# Taptalk



## Letty (Dec 28, 2012)

I just bought this but I don't know what the hell to do with it? 

can you only use it for the forums in their list because the ones I use are not there and how do you add to favourites please ?


----------



## Xopher (May 14, 2009)

When you open a forum for the first time, it will get added to the favorites list. It will also keep your login information for you so you can go right back in the next time you access the forum.

Once you are in a forum, hold on a category to subscribe to it. Depending on the forum, there may be a popup about receiving email alerts (if you want them). Once you have subscribed to a category, it will be added to your favorites list for that forum.


----------



## Letty (Dec 28, 2012)

cool thanks for that xopher ,I will go an  try it


----------



## gregm (Feb 14, 2013)

Also the FORUM has to have Tapatalk installed.

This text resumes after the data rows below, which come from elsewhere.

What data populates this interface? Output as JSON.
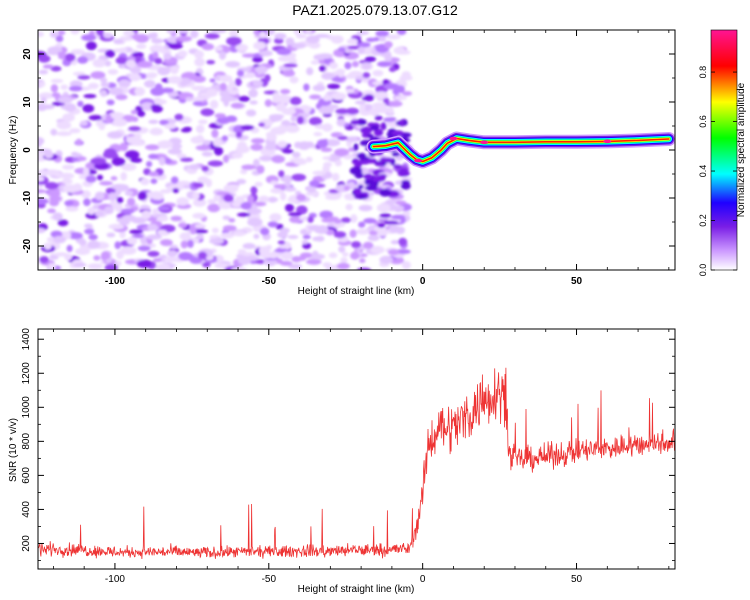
{
  "title": "PAZ1.2025.079.13.07.G12",
  "chart_data": [
    {
      "type": "heatmap",
      "title": "PAZ1.2025.079.13.07.G12",
      "xlabel": "Height of straight line (km)",
      "ylabel": "Frequency (Hz)",
      "xlim": [
        -125,
        82
      ],
      "ylim": [
        -25,
        25
      ],
      "xticks": [
        -100,
        -50,
        0,
        50
      ],
      "yticks": [
        -20,
        -10,
        0,
        10,
        20
      ],
      "colorbar": {
        "label": "Normalized spectral amplitude",
        "range": [
          0,
          0.97
        ],
        "ticks": [
          0.0,
          0.2,
          0.4,
          0.6,
          0.8
        ],
        "colormap": [
          "#ffffff",
          "#cc99ff",
          "#7a1ee6",
          "#1f00ff",
          "#00ffff",
          "#00ff00",
          "#ffff00",
          "#ff0000",
          "#ff1493"
        ]
      },
      "ridge": [
        {
          "x": -16,
          "y": 0.7
        },
        {
          "x": -12,
          "y": 0.9
        },
        {
          "x": -8,
          "y": 1.5
        },
        {
          "x": -4,
          "y": -1.0
        },
        {
          "x": -2,
          "y": -2.0
        },
        {
          "x": 0,
          "y": -2.4
        },
        {
          "x": 3,
          "y": -1.6
        },
        {
          "x": 6,
          "y": 0.0
        },
        {
          "x": 8,
          "y": 1.4
        },
        {
          "x": 11,
          "y": 2.4
        },
        {
          "x": 15,
          "y": 2.0
        },
        {
          "x": 20,
          "y": 1.6
        },
        {
          "x": 30,
          "y": 1.6
        },
        {
          "x": 40,
          "y": 1.7
        },
        {
          "x": 50,
          "y": 1.7
        },
        {
          "x": 60,
          "y": 1.8
        },
        {
          "x": 70,
          "y": 2.0
        },
        {
          "x": 80,
          "y": 2.3
        }
      ]
    },
    {
      "type": "line",
      "xlabel": "Height of straight line (km)",
      "ylabel": "SNR (10 * v/v)",
      "xlim": [
        -125,
        82
      ],
      "ylim": [
        50,
        1460
      ],
      "xticks": [
        -100,
        -50,
        0,
        50
      ],
      "yticks": [
        200,
        400,
        600,
        800,
        1000,
        1200,
        1400
      ],
      "color": "#ee3333",
      "series": [
        {
          "x": [
            -125,
            -110,
            -100,
            -90,
            -80,
            -70,
            -60,
            -50,
            -40,
            -30,
            -20,
            -10,
            -4,
            -2,
            0,
            2,
            5,
            10,
            15,
            20,
            24,
            27,
            28,
            30,
            40,
            50,
            60,
            70,
            80,
            82
          ],
          "y": [
            170,
            160,
            150,
            150,
            150,
            145,
            150,
            150,
            155,
            155,
            160,
            165,
            170,
            300,
            500,
            770,
            900,
            880,
            960,
            1040,
            1100,
            1080,
            720,
            690,
            710,
            740,
            760,
            780,
            800,
            800
          ],
          "spread": [
            60,
            55,
            55,
            50,
            55,
            50,
            50,
            50,
            55,
            55,
            55,
            60,
            60,
            90,
            150,
            180,
            200,
            220,
            230,
            240,
            260,
            240,
            120,
            110,
            110,
            110,
            110,
            110,
            110,
            110
          ]
        }
      ]
    }
  ]
}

Thousands do. If your fav forum doesn't have it installed, request them to do so.

I manage 4, and have installed it on all of them.

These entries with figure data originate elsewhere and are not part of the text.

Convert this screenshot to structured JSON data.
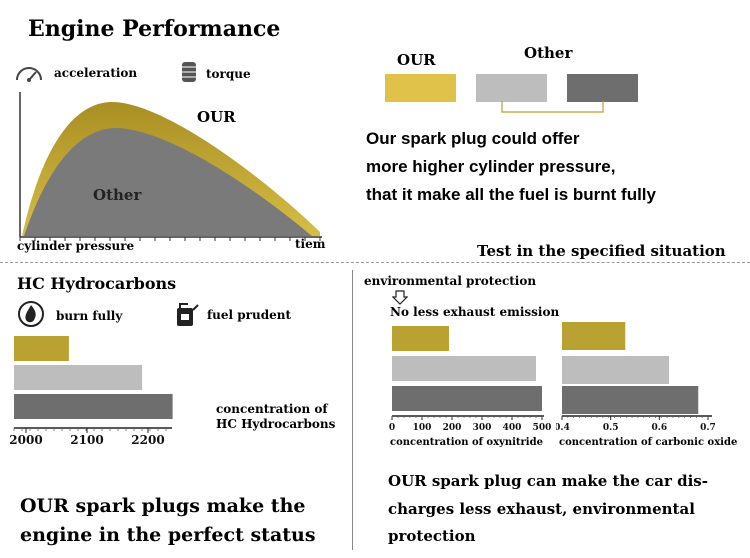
{
  "engine": {
    "title": "Engine Performance",
    "legend_acceleration": "acceleration",
    "legend_torque": "torque",
    "label_our": "OUR",
    "label_other": "Other",
    "xlabel": "cylinder pressure",
    "x_end_label": "tiem",
    "colors": {
      "our": "#b9a231",
      "other": "#7a7a7a"
    }
  },
  "legend": {
    "our": "OUR",
    "other": "Other",
    "swatches": [
      "#e0c24a",
      "#bdbdbd",
      "#6e6e6e"
    ]
  },
  "claim": {
    "lines": [
      "Our spark plug could offer",
      "more higher cylinder pressure,",
      "that it make all the fuel is burnt fully"
    ]
  },
  "test_note": "Test in the specified situation",
  "hc": {
    "title": "HC Hydrocarbons",
    "icon_burn": "burn fully",
    "icon_fuel": "fuel prudent",
    "axis_label_1": "concentration of",
    "axis_label_2": "HC Hydrocarbons",
    "tagline_1": "OUR spark plugs make the",
    "tagline_2": "engine in the perfect status"
  },
  "env": {
    "label": "environmental protection",
    "sublabel": "No less exhaust emission",
    "xlabel_oxy": "concentration of oxynitride",
    "xlabel_co": "concentration of carbonic oxide",
    "tagline_1": "OUR spark plug can make the car dis-",
    "tagline_2": "charges less exhaust, environmental",
    "tagline_3": "protection"
  },
  "chart_data": [
    {
      "type": "area",
      "title": "Engine Performance",
      "xlabel": "cylinder pressure",
      "series": [
        {
          "name": "OUR",
          "shape": "higher peak"
        },
        {
          "name": "Other",
          "shape": "lower peak"
        }
      ]
    },
    {
      "type": "bar",
      "orientation": "horizontal",
      "title": "HC Hydrocarbons",
      "xlabel": "concentration of HC Hydrocarbons",
      "ticks": [
        2000,
        2100,
        2200
      ],
      "xlim": [
        2000,
        2250
      ],
      "values": [
        2090,
        2210,
        2260
      ],
      "colors": [
        "#b9a231",
        "#bdbdbd",
        "#6e6e6e"
      ]
    },
    {
      "type": "bar",
      "orientation": "horizontal",
      "xlabel": "concentration of oxynitride",
      "ticks": [
        0,
        100,
        200,
        300,
        400,
        500
      ],
      "xlim": [
        0,
        500
      ],
      "values": [
        190,
        480,
        500
      ],
      "colors": [
        "#b9a231",
        "#bdbdbd",
        "#6e6e6e"
      ]
    },
    {
      "type": "bar",
      "orientation": "horizontal",
      "xlabel": "concentration of carbonic oxide",
      "ticks": [
        0.4,
        0.5,
        0.6,
        0.7
      ],
      "xlim": [
        0.4,
        0.7
      ],
      "values": [
        0.53,
        0.62,
        0.68
      ],
      "colors": [
        "#b9a231",
        "#bdbdbd",
        "#6e6e6e"
      ]
    }
  ]
}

Users like it much more than a conventional web browser for reading/replying on forums.


----------



## Guest (Apr 27, 2013)

Thank you xopher and Letty for yours valuable information about Tapatalk. There are many person have, they are also not know about Tapatalk.


----------



## Sueracs (Apr 19, 2013)

Letty said:


> cool thanks for that xopher ,I will go an try it


Have you done it? If so, then feel free to share your feelings to solve the problem.
If not, please don't hesitate to ask us.


----------



## Magg45 (Jul 26, 2013)

When I was start making my own forum, I was make searching on Taptalk software for live chat upon all group members. So that I've downloaded but, its not perform well now, gregm, Can you please show me here more about how to make it?


----------



## DaveinJapan (Jun 20, 2013)

Great info, thanks everyone. I downloaded the app but didn't quite know what to do with it until I happened upon this thread!


----------



## Bigal-sa (Mar 27, 2010)

Is there something wrong with the forum-side Tapatalk at the mo? I'm logged in, can see everything up to the list of threads, but as soon as I open a thread, there's nothing. It's working fine from a browser on the same device (Nexus 7 with Android 4.4.2). Other forums are working fine. 

Tapatalk 4.3.4


----------



## Betsy the Quilter (Oct 27, 2008)

Sometime, using Tapatalk on my Fire, I get the blank screen when I tap on a thread and I have to go back to the list of topics and tap on the thread again.  As far as I can tell, it's a Tapatalk problem.  It doesn't always happen

Betsy


----------



## Bigal-sa (Mar 27, 2010)

Betsy the Quilter said:


> Sometime, using Tapatalk on my Fire, I get the blank screen when I tap on a thread and I have to go back to the list of topics and tap on the thread again. As far as I can tell, it's a Tapatalk problem. It doesn't always happen
> 
> Betsy


Thanks Betsy. That trick seems to work, albeit with three tries sometimes. I just gave up too soon yesterday. It was very frustrating as I was looking for something new to read.

(this sent from Tapatalk on said device.)


----------